Hyper focusing on preventing another similar sanitary crisis, ignores that life and nature are unpredictable and tend not to strike twice in exactly the same way. What’s really needed is resilience.
A Multifaceted Approach
In architecture, we talk about urban resilience, which is a city’s ability to survive, adapt, and grow despite acute shocks and chronic stresses. Acute shocks or sudden events range from earthquakes to disease outbreaks like the one we face today. Chronic stresses, on the other hand, denote slow burning disasters such as endemic violence and discrimination or food and water shortages. My affinity towards urban resilience started in recent years, but the current crisis makes it all the more clear and relevant.
What really resonates with me in the concept of resilience is that it’s about tackling an issue from various perspectives. It reminds me of cubism, which so happens to be my favorite art movement, where Picasso, Braques and the likes depicted scenes from a multitude of viewpoints simultaneously.
Architects and designers have historically aspired to bring about change. Today, it comes in the form of movements to practice more environmentally friendly design or efforts to close social gaps through qualitative affordable housing for example.
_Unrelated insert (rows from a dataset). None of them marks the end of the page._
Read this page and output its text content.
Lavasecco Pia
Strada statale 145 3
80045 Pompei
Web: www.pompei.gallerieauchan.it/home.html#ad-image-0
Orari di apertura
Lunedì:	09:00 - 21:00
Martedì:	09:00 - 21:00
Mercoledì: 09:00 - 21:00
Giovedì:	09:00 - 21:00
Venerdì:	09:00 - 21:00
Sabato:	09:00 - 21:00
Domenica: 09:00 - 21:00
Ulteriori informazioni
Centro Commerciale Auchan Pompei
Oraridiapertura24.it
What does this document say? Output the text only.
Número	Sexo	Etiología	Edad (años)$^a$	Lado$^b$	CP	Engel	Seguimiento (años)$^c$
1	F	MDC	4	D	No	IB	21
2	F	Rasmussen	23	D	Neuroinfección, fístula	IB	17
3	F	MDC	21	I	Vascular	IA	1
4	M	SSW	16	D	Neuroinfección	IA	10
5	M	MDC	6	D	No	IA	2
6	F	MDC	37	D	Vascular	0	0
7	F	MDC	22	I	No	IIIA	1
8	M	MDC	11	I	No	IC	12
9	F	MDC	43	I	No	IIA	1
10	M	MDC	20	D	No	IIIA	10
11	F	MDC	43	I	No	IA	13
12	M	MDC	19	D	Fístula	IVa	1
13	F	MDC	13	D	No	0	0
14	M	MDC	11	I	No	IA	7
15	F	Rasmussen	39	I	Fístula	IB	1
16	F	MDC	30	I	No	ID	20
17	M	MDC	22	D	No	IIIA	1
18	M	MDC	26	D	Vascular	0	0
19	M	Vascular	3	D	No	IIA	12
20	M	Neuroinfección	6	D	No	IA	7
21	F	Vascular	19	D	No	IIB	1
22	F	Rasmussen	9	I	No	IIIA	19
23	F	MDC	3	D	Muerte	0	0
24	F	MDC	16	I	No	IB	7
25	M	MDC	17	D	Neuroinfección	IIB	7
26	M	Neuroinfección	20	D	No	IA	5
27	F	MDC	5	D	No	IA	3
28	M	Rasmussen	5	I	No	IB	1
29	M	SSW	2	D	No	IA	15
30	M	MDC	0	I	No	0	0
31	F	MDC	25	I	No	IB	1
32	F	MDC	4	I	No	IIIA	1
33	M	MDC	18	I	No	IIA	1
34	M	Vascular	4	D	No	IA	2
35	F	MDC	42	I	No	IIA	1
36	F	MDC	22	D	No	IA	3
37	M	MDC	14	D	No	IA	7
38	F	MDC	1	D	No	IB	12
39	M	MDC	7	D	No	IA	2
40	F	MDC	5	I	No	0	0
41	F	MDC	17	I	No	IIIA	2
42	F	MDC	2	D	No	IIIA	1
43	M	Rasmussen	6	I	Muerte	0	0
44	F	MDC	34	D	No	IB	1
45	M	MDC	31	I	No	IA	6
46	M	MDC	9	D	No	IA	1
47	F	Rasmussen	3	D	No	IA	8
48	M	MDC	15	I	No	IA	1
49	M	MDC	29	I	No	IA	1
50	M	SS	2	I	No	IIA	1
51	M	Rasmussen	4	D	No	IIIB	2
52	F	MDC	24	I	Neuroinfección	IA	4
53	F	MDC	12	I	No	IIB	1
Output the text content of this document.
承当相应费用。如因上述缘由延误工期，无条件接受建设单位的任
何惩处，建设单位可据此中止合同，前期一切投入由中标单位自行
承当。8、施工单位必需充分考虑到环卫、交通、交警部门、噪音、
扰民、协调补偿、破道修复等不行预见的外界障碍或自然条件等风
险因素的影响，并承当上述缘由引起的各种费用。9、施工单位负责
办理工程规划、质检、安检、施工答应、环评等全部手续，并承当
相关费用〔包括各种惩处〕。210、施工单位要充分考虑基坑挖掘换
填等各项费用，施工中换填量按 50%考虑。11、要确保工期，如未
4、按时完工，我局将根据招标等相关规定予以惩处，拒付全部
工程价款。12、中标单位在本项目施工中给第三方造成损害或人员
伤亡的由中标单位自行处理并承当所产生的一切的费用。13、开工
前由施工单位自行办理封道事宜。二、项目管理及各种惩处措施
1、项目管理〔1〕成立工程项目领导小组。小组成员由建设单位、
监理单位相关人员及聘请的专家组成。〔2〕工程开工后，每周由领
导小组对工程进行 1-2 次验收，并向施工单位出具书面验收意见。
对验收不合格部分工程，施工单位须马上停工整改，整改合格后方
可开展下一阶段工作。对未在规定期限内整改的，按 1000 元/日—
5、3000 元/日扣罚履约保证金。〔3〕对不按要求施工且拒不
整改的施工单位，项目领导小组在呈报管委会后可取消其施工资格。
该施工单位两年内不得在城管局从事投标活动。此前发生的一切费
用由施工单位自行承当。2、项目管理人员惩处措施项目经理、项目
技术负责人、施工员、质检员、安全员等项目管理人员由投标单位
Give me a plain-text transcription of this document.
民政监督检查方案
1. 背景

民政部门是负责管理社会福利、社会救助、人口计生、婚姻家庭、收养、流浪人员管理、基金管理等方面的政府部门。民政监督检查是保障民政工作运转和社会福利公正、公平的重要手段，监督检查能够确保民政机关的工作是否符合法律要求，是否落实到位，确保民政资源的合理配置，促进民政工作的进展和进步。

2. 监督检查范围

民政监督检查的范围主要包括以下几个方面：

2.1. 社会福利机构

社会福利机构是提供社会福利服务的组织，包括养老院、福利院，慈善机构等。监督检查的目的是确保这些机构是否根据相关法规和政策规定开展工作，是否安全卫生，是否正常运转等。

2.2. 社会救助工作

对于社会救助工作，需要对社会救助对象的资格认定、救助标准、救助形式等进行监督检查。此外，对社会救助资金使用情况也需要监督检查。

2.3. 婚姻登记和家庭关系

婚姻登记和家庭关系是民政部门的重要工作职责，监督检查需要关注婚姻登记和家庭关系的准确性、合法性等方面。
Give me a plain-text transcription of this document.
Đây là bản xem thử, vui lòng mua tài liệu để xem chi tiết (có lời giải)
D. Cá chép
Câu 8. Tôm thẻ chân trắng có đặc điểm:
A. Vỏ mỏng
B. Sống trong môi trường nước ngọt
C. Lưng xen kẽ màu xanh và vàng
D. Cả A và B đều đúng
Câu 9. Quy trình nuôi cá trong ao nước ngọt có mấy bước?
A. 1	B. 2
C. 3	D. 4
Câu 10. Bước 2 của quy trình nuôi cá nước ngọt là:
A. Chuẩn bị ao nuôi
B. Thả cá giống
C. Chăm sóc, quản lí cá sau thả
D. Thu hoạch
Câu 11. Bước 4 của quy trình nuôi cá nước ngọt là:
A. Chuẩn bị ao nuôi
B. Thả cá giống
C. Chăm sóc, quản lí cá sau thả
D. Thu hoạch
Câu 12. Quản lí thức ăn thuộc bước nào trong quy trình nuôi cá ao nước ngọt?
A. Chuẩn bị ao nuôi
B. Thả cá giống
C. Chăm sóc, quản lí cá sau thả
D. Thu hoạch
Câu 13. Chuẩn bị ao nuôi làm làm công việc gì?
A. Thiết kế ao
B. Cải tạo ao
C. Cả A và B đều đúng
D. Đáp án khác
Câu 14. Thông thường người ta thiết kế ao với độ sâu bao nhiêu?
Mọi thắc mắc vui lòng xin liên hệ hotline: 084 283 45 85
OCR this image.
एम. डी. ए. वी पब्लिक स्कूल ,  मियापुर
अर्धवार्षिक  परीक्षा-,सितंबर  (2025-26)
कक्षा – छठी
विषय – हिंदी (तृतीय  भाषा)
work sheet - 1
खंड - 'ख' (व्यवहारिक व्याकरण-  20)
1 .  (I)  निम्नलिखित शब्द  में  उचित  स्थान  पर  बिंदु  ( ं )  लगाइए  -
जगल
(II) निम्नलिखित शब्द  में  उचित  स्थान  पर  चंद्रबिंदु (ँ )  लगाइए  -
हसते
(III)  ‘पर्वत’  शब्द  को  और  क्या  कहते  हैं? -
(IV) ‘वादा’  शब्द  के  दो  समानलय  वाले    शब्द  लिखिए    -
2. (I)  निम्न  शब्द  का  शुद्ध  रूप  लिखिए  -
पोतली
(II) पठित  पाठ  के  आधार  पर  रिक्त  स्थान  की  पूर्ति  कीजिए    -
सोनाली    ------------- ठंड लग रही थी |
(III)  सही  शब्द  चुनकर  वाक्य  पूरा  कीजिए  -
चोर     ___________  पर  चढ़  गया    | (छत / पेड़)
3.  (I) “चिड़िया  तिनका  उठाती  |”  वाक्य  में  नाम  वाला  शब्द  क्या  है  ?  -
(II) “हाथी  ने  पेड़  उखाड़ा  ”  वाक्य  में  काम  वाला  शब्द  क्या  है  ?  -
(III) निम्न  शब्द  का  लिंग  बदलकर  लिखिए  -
Resilience is about going that extra mile. It’s about driving positive change to create robust resilience on all fronts and from different perspectives: that means socially, economically and environmentally.
Resilience is about going that extra mile. It’s about driving positive change to create robust resilience on all fronts and from different perspectives: that means socially, economically and environmentally.
A Personal Encounter With Resilience
I’d like to draw a parallel here to our own lives, as it is no different. A personal experience with resilience was when I found myself suffering from repetitive strain injury (RSI) in my right hand merely a year into a gruelling masters at the Academy, working by day and taking evening classes. No longer being able to use a computer and having to take medical leave—for what seemed far too long—I would learn to appreciate resilience. It wasn’t in putting all my efforts solely into resting and healing my arm that I would truly get better.
I found that it is rather by building myself up—emotionally, through a healthy life-work balance and nurturing relationships; physically, through a healthy diet and exercise; intellectually, through stimulating work and connections, etc.—that I will be better prepared for what life has in store for me. For when adversity raises its ugly head, it may be in any form imaginable from disease, loss of loved ones to unemployment or burn out. I cannot predict the future but I can work on preparing as best I can for both the expected and the unexpected.
As designers of the built environment that is exactly the role we must play. Fostering greater robustness and resilience, each intervention at a time. We must go beyond reacting and focus on building resilient buildings, neighborhoods, cities and regions. In doing so, we’ll enable them to be able to bounce back when faced with stresses or acute shocks like the pandemic we face today as well as the many unknown and diverse crises yet to come.